Many companies talk about how the employee is their most valued asset, so it would seem that employee development and training would take on a more important role for managers and leaders. Many managers delegate this responsibility to others and then hope for the best or blame their employees when they fall short of the mark. I grew up in organizations that stressed that “there is no such thing a stupid employee, but there is such a thing as a stupid manager that fails to effectively develop his/her direct reports.”

It is important to take on personal responsibility and work “side-by-side” regularly with the employee to ensure the success of your workforce. Make a plan to upgrade your skills, train-the-trainer and develop a succession training plan where people are expected to share information and skills while growing others.

Break down each job into tasks and activities rather than the old-fashioned job descriptions. Then set about identifying employee competency and categorize each employee at the apprentice, competent or proficient level to improve their skills to the next level. Stress for at least 70 percent minimum competency at each level and grow from there.

Ask yourself. Does the employee know:

  • Safety and evacuation procedures
  • Quality and what a quality job looks like
  • Cost control, including “Open Book” management
  • Aptitude for the job – agility, dexterity, talent, formal training, people skills, etc.

Provide an ongoing training plan and different levels of achievement. In six sigma there are different belt colors assigned depending on skills attainment. White, Yellow, Orange, Green, Black, Master Black belt, etc. Publicize the skill attainment either on a board, with lapel pins in office environments or on the uniform or hat in a production or service environment. This makes it handy for the supervisor to look out and access their talent. This also creates a growth track, smoother succession, continuity and sharing of knowledge, excitement and a sense of pride among the workforce.

Provide daily skills development training and reviews. Audit skills and processes daily. Without the proper skills development then employees will become anxious and uninvolved.

“We must make it easier for our employees to succeed than to fail.”

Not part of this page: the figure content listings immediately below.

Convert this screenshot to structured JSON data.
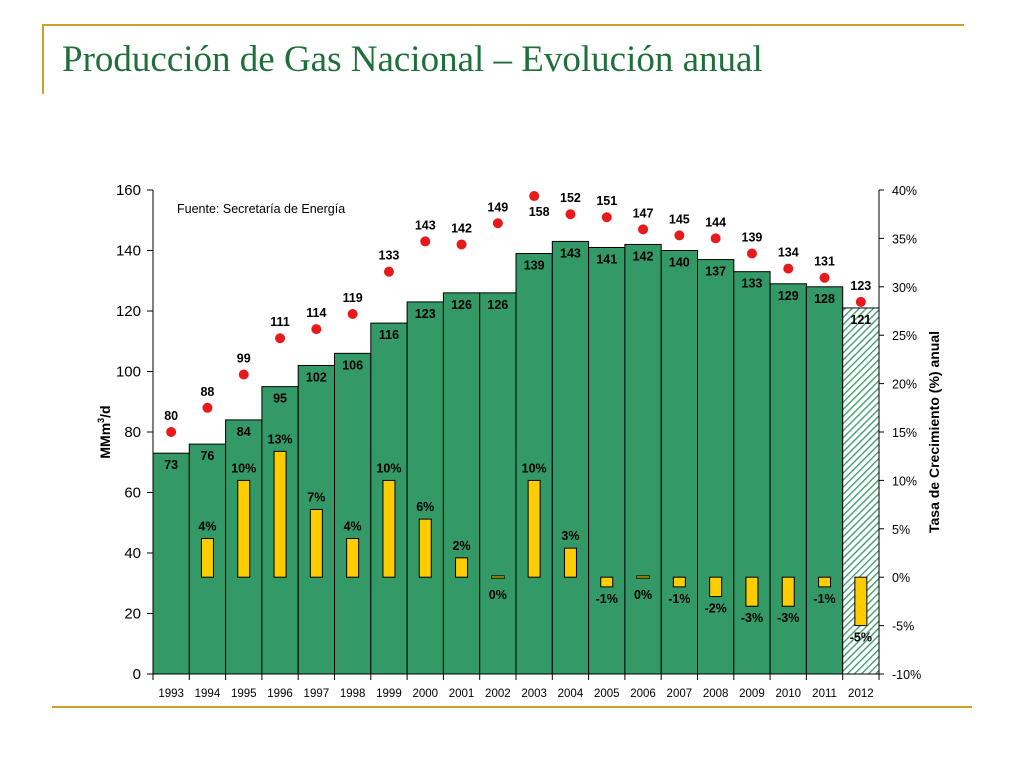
{
  "slide": {
    "title": "Producción de Gas Nacional – Evolución anual"
  },
  "colors": {
    "accent_gold": "#c9a227",
    "title_green": "#1f6f3a",
    "bar_green": "#339966",
    "growth_yellow": "#ffcc00",
    "growth_zero": "#808000",
    "dot_red": "#e8191b"
  },
  "chart_data": {
    "type": "bar",
    "title": "",
    "source_note": "Fuente: Secretaría de Energía",
    "ylabel": "MMm3/d",
    "ylabel_main": "MMm",
    "ylabel_sup": "3",
    "ylabel_tail": "/d",
    "y2label": "Tasa de Crecimiento (%) anual",
    "ylim": [
      0,
      160
    ],
    "y_ticks": [
      "0",
      "20",
      "40",
      "60",
      "80",
      "100",
      "120",
      "140",
      "160"
    ],
    "y2lim": [
      -10,
      40
    ],
    "y2_ticks": [
      "-10%",
      "-5%",
      "0%",
      "5%",
      "10%",
      "15%",
      "20%",
      "25%",
      "30%",
      "35%",
      "40%"
    ],
    "categories": [
      "1993",
      "1994",
      "1995",
      "1996",
      "1997",
      "1998",
      "1999",
      "2000",
      "2001",
      "2002",
      "2003",
      "2004",
      "2005",
      "2006",
      "2007",
      "2008",
      "2009",
      "2010",
      "2011",
      "2012"
    ],
    "series": [
      {
        "values": [
          73,
          76,
          84,
          95,
          102,
          106,
          116,
          123,
          126,
          126,
          139,
          143,
          141,
          142,
          140,
          137,
          133,
          129,
          128,
          121
        ],
        "labels": [
          "73",
          "76",
          "84",
          "95",
          "102",
          "106",
          "116",
          "123",
          "126",
          "126",
          "139",
          "143",
          "141",
          "142",
          "140",
          "137",
          "133",
          "129",
          "128",
          "121"
        ],
        "estimated_last": true
      },
      {
        "axis": "right",
        "values": [
          null,
          4,
          10,
          13,
          7,
          4,
          10,
          6,
          2,
          0,
          10,
          3,
          -1,
          0,
          -1,
          -2,
          -3,
          -3,
          -1,
          -5
        ],
        "labels": [
          "",
          "4%",
          "10%",
          "13%",
          "7%",
          "4%",
          "10%",
          "6%",
          "2%",
          "0%",
          "10%",
          "3%",
          "-1%",
          "0%",
          "-1%",
          "-2%",
          "-3%",
          "-3%",
          "-1%",
          "-5%"
        ]
      },
      {
        "values": [
          80,
          88,
          99,
          111,
          114,
          119,
          133,
          143,
          142,
          149,
          158,
          152,
          151,
          147,
          145,
          144,
          139,
          134,
          131,
          123
        ],
        "labels": [
          "80",
          "88",
          "99",
          "111",
          "114",
          "119",
          "133",
          "143",
          "142",
          "149",
          "158",
          "152",
          "151",
          "147",
          "145",
          "144",
          "139",
          "134",
          "131",
          "123"
        ]
      }
    ],
    "grid": false,
    "legend": "none"
  }
}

We can lead all we want, but without the proper rewards, recognition and incentives it is going to make the transition or transformation much more difficult. Sometimes, just the fact that the situation is getting better is enough to motivate the workforce, but proper motivation is key to sustaining the effort. Proper incentives send a clear message of the kind of behavioral change that we want. If you want quality, then put in a Quality Incentive, if you want increased productivity, then put in a Cost-Reduction/Efficiency incentive, etc. Without proper incentives change will not come about, or will be more gradual than you expect.

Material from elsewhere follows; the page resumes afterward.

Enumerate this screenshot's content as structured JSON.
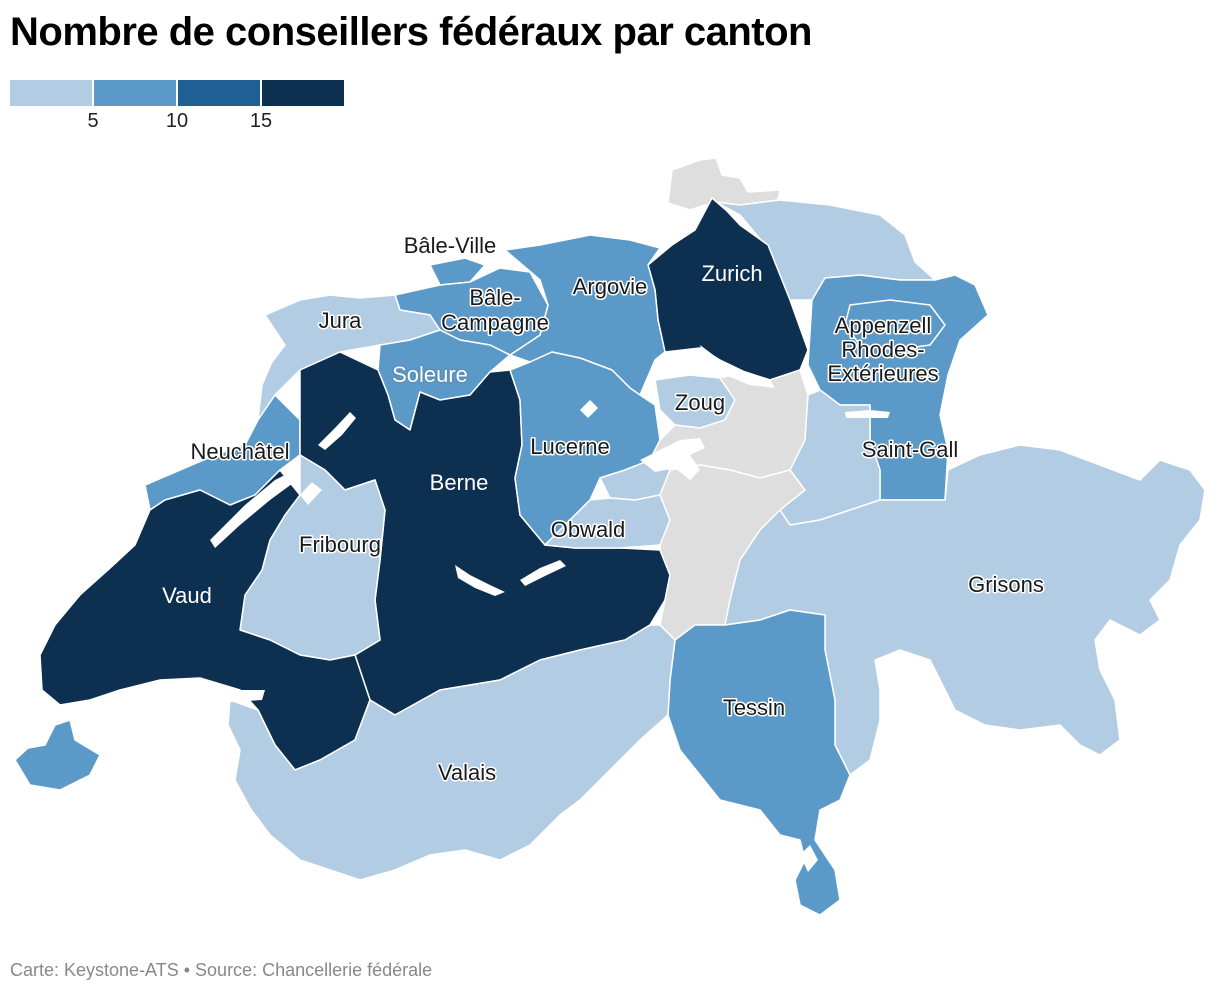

All this will take time, and money – two very valuable resources as we try to rebuild the train that is screaming down the tracks at 100 m.p.h. Time may include time away from performing their daily duties, so in the short-term your “numbers” may suffer, but in the long run, everyone will be better off. Money may include new equipment, tuition for additional training, new office machines, computers or tooling on the production floor.

In one recent case a company spent $2,000 on quick disconnects for hoses on a press, but this eliminated 30-45 minutes of downtime during set-ups. The current revenue created by that machine is $3,500 per hour, this investment paid for itself after the first set-up! Don’t just look at what the cost is or what the labor cost is. Take a look at the hourly revenue or additional revenue that can be created. Even in office environments. You must provide the proper resources for people to do their jobs. Otherwise the workforce will be frustrated.

Action Plan

Finally, without a proper Action Plan in place we will never get off the ground. A good solid action plan showing start and end dates, deadlines, timelines, milestones, critical success factors (behaviors that we want) and Key Performance Indicators to let us know if we are “on track.”

Managing complex change is very difficult and time consuming, but well-worth the wait to those savvy enough to build the correct infrastructure to support long-term positive change. Without a proper Action plan many companies flounder with false starts.